March 2, 2021 — A majority of parents of teens and preteens say they plan to vaccinate their kids against COVID-19 within a year of the shots being authorized for use in children. But parents of younger age groups were less certain about their vaccination plans.
Parents also expressed overwhelming support for vaccinating teachers. Seventy-seven percent said teachers should be eligible for COVID vaccines right away.
Those findings come from a new survey of more than 1,000 U.S. WebMD readers who have children under the age of 16 living at home.
Among parents with children between the ages of 12 and 16:
- 53% said they would have their children vaccinated within a year of a shot being approved.
- 24% said they didn’t know what they would do.
- 18% said they definitely wouldn’t get their teens inoculated against COVID.
Those percentages shifted slightly among parents of younger children.
Among parents with children between the ages of 5 and 12:
- 47% said they’d have their children vaccinated against COVID within a year.
- 26% said they didn’t know what they would do.
- 22% said they wouldn’t consider it for their kids.
Among parents with children under the age of 5:
- Just 41% said they’d have their kids vaccinated against COVID within a year.
- 27% were undecided.
- 22% said they wouldn’t get their young children vaccinated.
Among those who said they wouldn’t get their children vaccinated, nearly three-quarters said the studies are being rushed, and nearly 60% said they were concerned about safety and side effects of the vaccines in children.
There’s “not enough long term information about this new type of vaccine,” one reader responded. “I don’t trust it,” said another. Others cited personal beliefs and religious reasons.
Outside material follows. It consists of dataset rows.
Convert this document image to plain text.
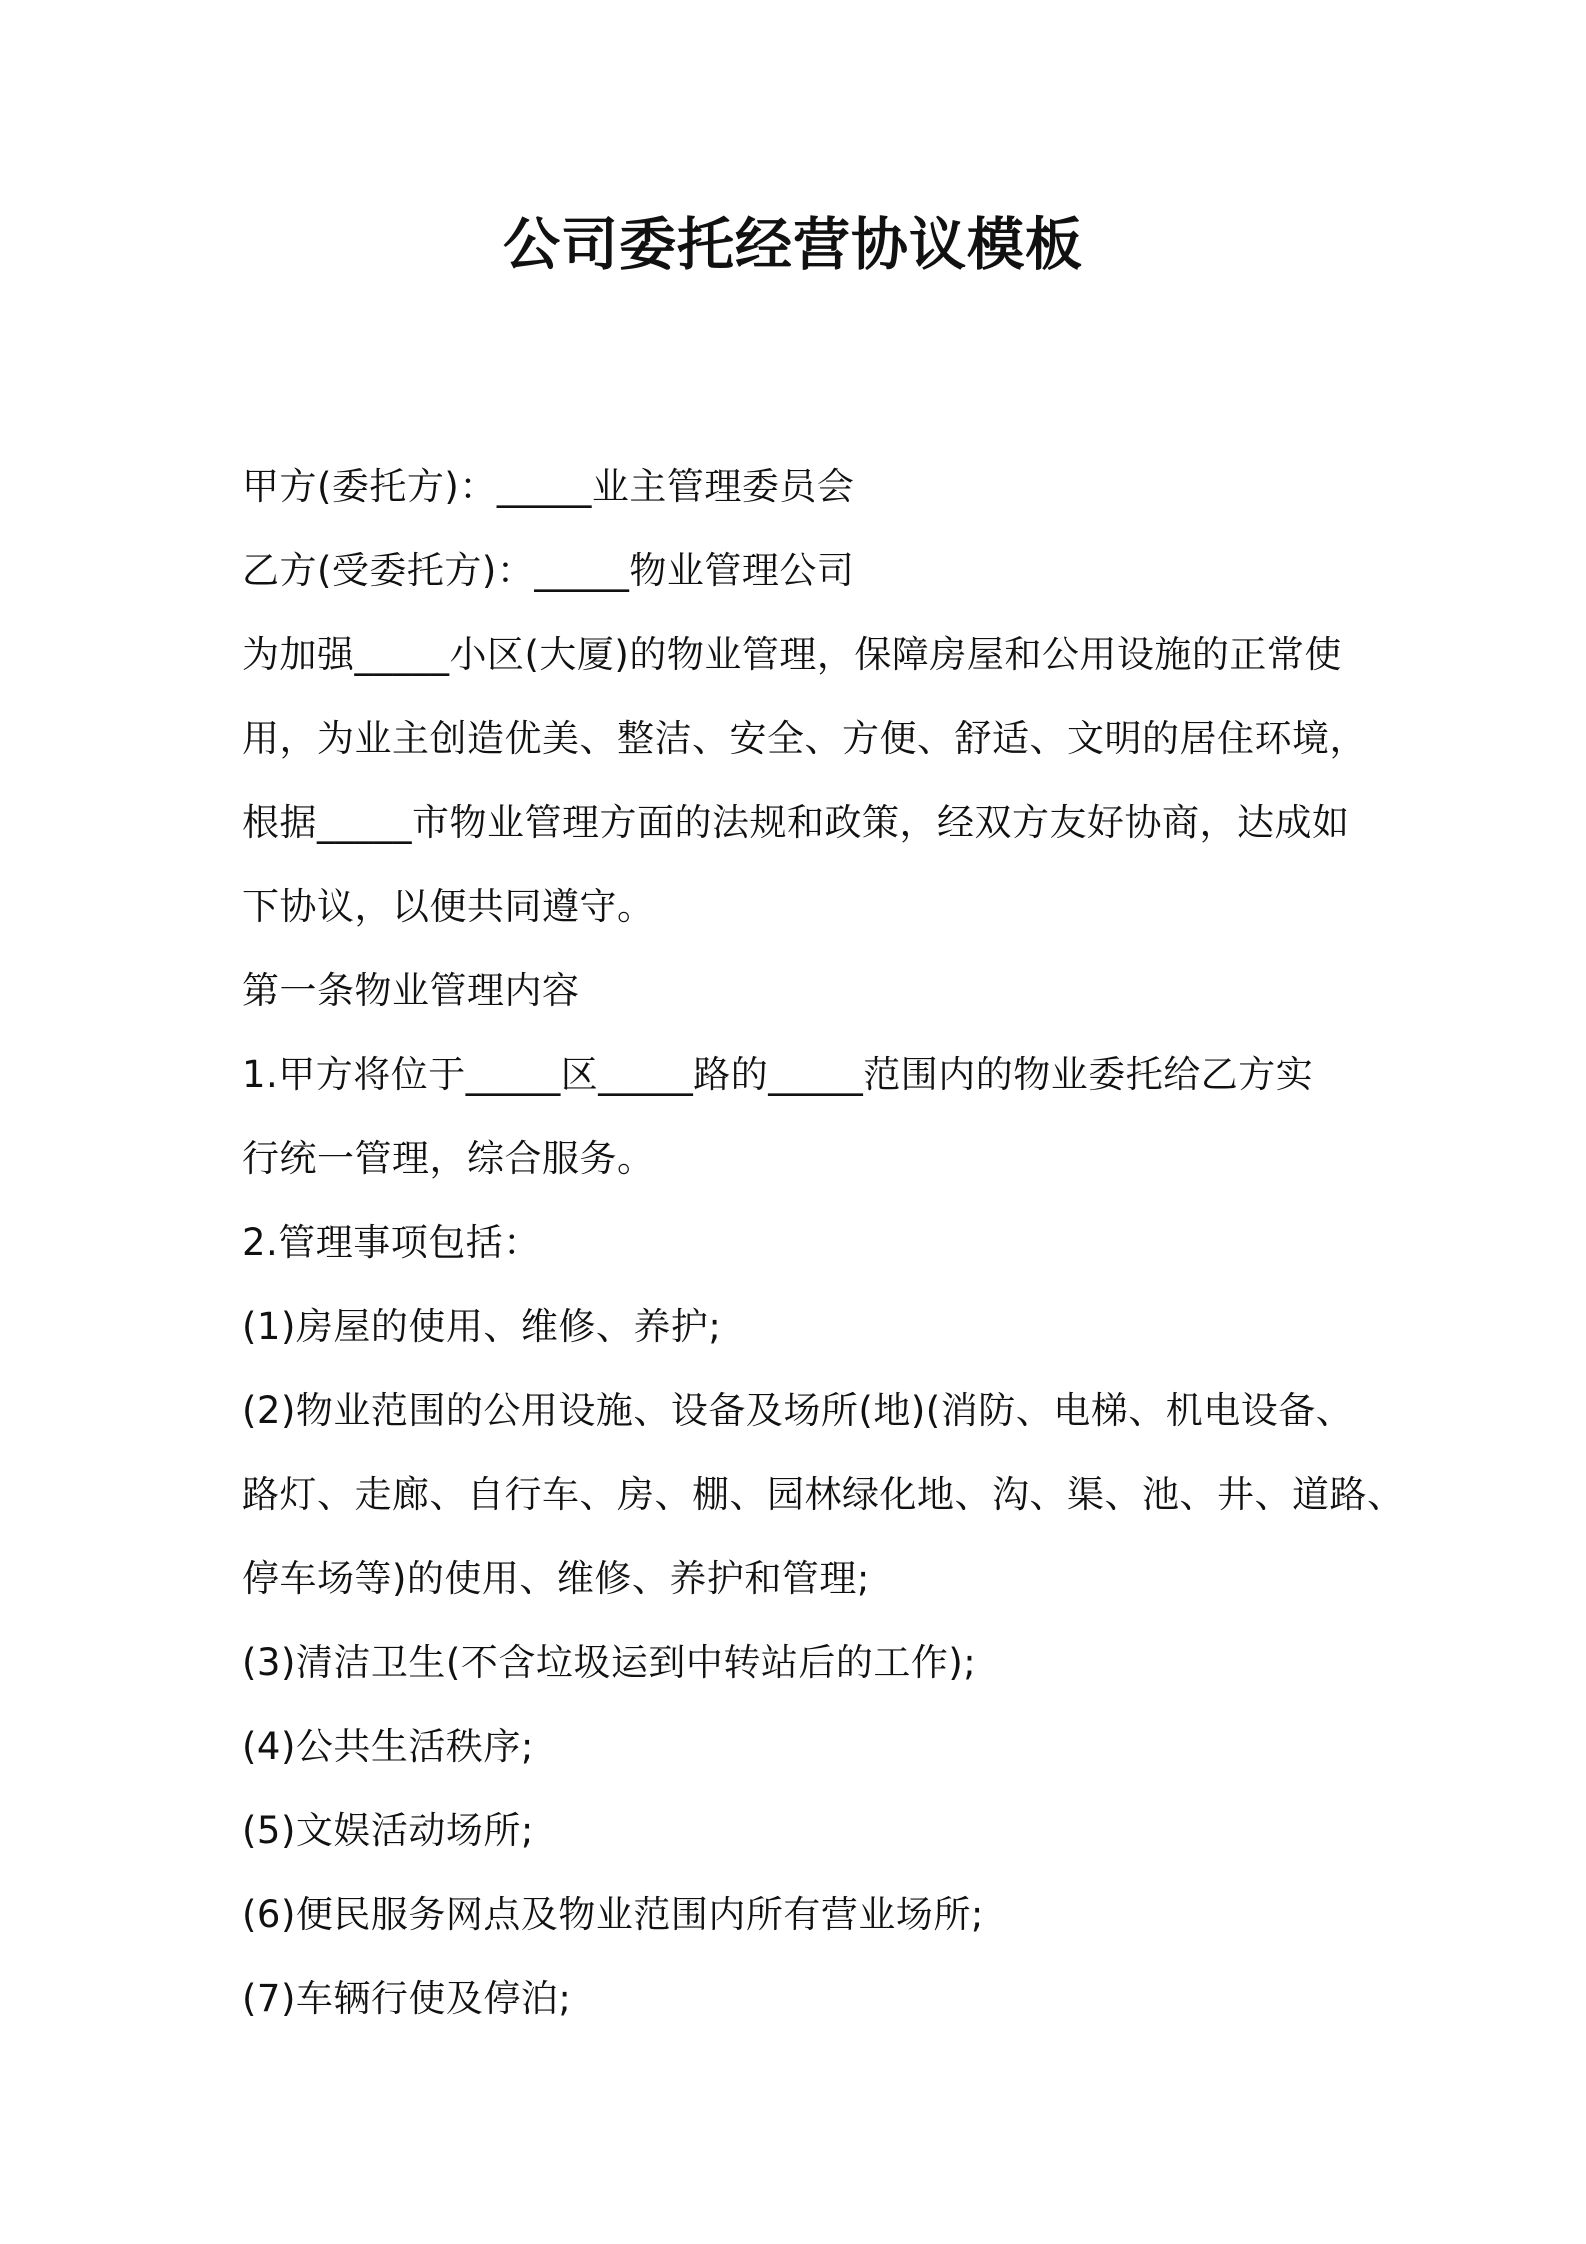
公司委托经营协议模板

甲方(委托方)：_____业主管理委员会

乙方(受委托方)：_____物业管理公司

为加强_____小区(大厦)的物业管理，保障房屋和公用设施的正常使

用，为业主创造优美、整洁、安全、方便、舒适、文明的居住环境，

根据_____市物业管理方面的法规和政策，经双方友好协商，达成如

下协议，以便共同遵守。

第一条物业管理内容

1.甲方将位于_____区_____路的_____范围内的物业委托给乙方实

行统一管理，综合服务。

2.管理事项包括：

(1)房屋的使用、维修、养护;

(2)物业范围的公用设施、设备及场所(地)(消防、电梯、机电设备、

路灯、走廊、自行车、房、棚、园林绿化地、沟、渠、池、井、道路、

停车场等)的使用、维修、养护和管理;

(3)清洁卫生(不含垃圾运到中转站后的工作);

(4)公共生活秩序;

(5)文娱活动场所;

(6)便民服务网点及物业范围内所有营业场所;

(7)车辆行使及停泊;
Vaccines are normally tested in healthy adults first. After proving safe for this population, tests are expanded to more vulnerable groups, like children and pregnant women. Studies testing the COVID vaccines in children are now underway. Anthony Fauci, MD, director of the National Institutes of Allergy and Infectious Diseases, has said that if the vaccines prove to be safe and effective, children might be eligible for vaccination as early as September.
Though children don’t seem to be the main drivers of COVID spread, contact tracing studies show they can and do infect others.
A small percentage of children, especially those with health conditions, can become very ill with COVID. Even those with mild infections are at risk for a serious post-viral complication called MIS-C, for multisystem inflammatory syndrome-children.
“Even though kids rarely become seriously ill with COVID, they still need to be part of a vaccination strategy,” says John Whyte, MD, chief medical officer of WebMD.
More than 60% of parents who haven’t been vaccinated said they’d get the vaccine for themselves within a year of becoming eligible for it. About 20% said they wouldn’t get the vaccine, while 10% said they felt unsure about it.
Experts believe that vaccinating a high percentage of our population, somewhere between 66% and 80%, will keep the virus from spreading so easily from person to person, effectively ending the pandemic. That high level of immunity is referred to as community protection or herd immunity.
A survey done in October and November of 2020 from the Harvard T.H. Chan School of Public Health, of 18,000 mothers and pregnant women around the world, found that most would vaccinate their children. Overall, 52% of pregnant women and 73% of non-pregnant women said they would receive such a vaccine, and 69% of all women surveyed said they would vaccinate their children. Those numbers varied considerably by country. Vaccine acceptance by mothers for themselves and their children was highest in India, the Philippines, and Latin America; it was lowest in the U.S. and Russia.
Survey Methodology
WebMD’s survey was completed by 1,048 people who have children younger than 16 living at least part-time at home. Data was collected Feb. 18-23, 2021, onsite via an intercept survey. The weighting scheme was developed to represent the WebMD online population based on age, gender, race, and ethnicity, according to Comscore data. The margin of error was +/- 3.03% for 50% statistics at the 95% confidence level for the entire sample. Statistics for subgroups of the sample have larger margins of error.